Precisamente, la amenaza global que ha desencadenado la pandemia de Covid-19 ha dibujado con más firmeza los contornos de este fenómeno. Por un lado, los agravios que han marcado la aparición de los movimientos ciudadanos se han profundizado, en cuando al empeoramiento de las condiciones de vida de los grupos más vulnerables y de las personas trabajadoras más precarias y de la percepción de abusos y mala gestión por parte del Estado. En todo caso, los movimientos con una base más sólida se movilizaron de manera inmediata, como respuesta a la idea de emergencia nacional. Se dirigieron a sus seguidores con campañas de sensibilización, sobre las medidas de prevención, como la amplia campaña de Y’en a Marre en Senegal, a través del hiphop y de los vídeos de Youtube; o los recorridos de militantes de Filimbi, en la República Democrática del Congo, por los mercados de Kinshasa. Pero también activaron sus recursos, por ejemplo, para producir gel hidroalcohólico en los momentos de escasez, como hizo Balai Citoyen en Burkina Faso. Al mismo tiempo, se han mantenido vigilantes exigiendo transparencia en los fondos especiales y en la gestión, en general. Como se sabe la incidencia de los contagios en África ha sido hasta el momento más baja, pero es cierto que algunos gobiernos parecen haber aprovechado para reducir los espacios de la contestación como pasó Guinea en el marco de las elecciones.

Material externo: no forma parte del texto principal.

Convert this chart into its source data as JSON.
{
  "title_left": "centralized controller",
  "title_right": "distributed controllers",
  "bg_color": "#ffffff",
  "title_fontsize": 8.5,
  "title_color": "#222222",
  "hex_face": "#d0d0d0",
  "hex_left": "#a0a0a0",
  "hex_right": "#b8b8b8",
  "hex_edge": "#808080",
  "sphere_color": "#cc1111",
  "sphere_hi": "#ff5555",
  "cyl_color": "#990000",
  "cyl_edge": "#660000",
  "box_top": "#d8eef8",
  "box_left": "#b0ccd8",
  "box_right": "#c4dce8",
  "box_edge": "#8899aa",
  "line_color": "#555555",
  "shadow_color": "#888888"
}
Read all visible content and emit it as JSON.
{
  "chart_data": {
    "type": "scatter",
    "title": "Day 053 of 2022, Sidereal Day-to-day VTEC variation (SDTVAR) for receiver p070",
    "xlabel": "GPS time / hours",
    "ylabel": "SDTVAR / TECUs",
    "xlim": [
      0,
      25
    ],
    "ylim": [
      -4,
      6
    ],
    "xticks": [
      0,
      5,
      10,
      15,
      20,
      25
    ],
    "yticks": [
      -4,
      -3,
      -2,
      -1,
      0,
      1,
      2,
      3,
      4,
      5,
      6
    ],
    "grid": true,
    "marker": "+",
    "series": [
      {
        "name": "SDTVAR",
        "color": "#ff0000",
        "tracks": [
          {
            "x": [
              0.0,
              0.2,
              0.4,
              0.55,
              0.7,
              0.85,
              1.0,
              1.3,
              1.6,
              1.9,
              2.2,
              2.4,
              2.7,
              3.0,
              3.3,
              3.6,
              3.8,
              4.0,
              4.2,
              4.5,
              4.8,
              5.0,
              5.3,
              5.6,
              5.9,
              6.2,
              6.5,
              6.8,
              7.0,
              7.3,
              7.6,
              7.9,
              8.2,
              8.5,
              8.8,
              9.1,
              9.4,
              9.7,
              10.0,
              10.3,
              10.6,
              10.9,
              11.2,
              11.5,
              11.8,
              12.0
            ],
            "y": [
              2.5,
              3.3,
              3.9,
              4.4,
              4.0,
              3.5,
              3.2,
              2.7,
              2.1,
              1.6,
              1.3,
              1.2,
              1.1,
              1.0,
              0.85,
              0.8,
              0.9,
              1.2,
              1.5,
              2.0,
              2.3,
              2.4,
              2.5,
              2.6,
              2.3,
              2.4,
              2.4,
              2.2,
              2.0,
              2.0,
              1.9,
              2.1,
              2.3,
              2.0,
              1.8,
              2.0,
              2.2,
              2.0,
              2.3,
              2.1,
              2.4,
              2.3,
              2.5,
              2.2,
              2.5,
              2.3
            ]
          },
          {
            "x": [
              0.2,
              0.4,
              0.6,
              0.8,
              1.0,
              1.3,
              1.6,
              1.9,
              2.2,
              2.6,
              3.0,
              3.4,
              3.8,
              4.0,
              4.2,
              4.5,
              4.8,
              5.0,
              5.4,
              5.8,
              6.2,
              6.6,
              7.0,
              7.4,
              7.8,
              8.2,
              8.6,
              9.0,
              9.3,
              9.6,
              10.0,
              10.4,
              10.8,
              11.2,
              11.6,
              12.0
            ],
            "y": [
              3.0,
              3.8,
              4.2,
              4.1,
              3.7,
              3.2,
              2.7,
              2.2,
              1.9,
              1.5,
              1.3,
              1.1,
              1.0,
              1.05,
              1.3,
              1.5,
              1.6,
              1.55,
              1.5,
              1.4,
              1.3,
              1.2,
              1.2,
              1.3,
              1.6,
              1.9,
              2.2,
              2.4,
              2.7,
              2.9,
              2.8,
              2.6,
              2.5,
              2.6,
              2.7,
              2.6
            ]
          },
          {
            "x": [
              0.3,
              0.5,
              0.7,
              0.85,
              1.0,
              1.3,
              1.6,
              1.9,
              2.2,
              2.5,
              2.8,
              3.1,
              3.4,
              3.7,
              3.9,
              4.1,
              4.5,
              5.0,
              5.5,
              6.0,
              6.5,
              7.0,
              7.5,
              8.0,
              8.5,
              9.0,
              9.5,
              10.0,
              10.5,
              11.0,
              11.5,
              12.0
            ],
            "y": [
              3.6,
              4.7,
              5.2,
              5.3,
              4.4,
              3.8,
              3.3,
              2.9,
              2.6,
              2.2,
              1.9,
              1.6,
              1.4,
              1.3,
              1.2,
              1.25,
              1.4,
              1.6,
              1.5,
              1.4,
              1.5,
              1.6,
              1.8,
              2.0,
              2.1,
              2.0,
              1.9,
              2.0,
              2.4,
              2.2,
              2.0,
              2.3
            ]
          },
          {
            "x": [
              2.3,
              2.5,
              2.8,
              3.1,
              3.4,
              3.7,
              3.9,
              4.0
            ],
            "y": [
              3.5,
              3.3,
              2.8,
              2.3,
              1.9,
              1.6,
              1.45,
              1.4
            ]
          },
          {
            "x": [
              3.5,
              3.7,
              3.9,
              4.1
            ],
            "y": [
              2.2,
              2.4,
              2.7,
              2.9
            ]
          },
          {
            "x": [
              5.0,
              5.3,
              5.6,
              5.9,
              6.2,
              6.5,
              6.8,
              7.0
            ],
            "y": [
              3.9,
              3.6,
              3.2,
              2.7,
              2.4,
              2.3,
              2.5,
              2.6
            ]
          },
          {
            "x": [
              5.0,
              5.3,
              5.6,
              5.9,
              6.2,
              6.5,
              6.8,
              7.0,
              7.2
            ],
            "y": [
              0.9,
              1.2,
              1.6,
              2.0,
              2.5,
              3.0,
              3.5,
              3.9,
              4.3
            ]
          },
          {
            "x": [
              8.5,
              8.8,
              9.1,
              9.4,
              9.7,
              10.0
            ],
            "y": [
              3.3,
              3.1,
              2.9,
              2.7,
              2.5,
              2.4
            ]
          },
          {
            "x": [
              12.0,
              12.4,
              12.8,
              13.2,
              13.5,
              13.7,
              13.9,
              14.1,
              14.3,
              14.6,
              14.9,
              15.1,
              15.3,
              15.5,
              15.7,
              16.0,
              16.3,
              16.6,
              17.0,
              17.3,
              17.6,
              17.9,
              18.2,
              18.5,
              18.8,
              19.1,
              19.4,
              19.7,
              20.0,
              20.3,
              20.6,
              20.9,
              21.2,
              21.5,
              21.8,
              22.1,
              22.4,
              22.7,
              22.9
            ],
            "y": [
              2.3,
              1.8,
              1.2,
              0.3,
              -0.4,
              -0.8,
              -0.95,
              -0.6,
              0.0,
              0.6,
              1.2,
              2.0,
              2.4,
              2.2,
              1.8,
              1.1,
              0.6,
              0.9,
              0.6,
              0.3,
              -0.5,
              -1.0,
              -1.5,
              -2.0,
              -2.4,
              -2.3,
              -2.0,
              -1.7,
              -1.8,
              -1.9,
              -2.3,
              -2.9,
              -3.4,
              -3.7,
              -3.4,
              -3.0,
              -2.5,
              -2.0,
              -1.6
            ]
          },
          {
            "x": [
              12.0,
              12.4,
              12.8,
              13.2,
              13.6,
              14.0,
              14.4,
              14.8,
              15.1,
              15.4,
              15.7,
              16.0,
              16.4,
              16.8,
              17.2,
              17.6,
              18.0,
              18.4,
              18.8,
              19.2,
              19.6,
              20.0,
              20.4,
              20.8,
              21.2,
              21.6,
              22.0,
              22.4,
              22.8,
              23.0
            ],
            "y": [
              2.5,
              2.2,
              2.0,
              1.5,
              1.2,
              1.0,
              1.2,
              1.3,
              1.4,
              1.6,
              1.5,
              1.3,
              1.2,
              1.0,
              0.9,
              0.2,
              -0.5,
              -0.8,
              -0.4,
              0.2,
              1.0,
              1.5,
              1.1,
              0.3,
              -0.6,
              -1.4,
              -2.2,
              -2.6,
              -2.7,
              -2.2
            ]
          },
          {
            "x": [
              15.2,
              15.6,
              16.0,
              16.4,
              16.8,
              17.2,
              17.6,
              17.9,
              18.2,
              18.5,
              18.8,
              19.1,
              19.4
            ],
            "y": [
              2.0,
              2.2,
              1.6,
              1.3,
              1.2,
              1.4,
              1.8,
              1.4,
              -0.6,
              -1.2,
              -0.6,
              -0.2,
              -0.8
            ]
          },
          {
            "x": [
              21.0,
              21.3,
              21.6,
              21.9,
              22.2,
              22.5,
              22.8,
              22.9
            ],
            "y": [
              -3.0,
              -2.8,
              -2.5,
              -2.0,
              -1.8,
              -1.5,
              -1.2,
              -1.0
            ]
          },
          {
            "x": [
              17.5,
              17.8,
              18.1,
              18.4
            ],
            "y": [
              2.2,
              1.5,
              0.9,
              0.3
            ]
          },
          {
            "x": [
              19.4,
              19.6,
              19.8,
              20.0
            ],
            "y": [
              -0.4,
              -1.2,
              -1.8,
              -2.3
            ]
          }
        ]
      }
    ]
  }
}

Más allá de los logros parciales, en algunos casos han sido considerablemente importante, su principal virtud ha sido llegar a los más jóvenes y a las esferas de la sociedad a las que la política institucional no ha prestado atención. Lo han hecho desmarcándose de los centros de poder convencionales; cambiando el contenido del discurso. También en la forma de transmitirlo; usando el hiphop y las redes sociales para hacer oír su voz. Han rechazado los prejuicios y los complejos respecto a la idea de hacer política desde abajo y han reformado la forma de organizarse de los colectivos. Una buena parte de estos movimientos han optado además por una estrategia de alianzas transnacionales y han formado la plataforma Afrikki como un referente para todos ellos, una manera de unir fuerzas y de superar barreras. El objetivo que todos ellos manifiestan es un cambio profundo de las conciencias, por ello, su trabajo se plantea como una carrera de fondo, en la que solo la flexibilidad que ya han mostrado les permitirá adaptarse a los nuevos obstáculos que les van poniendo los poderes.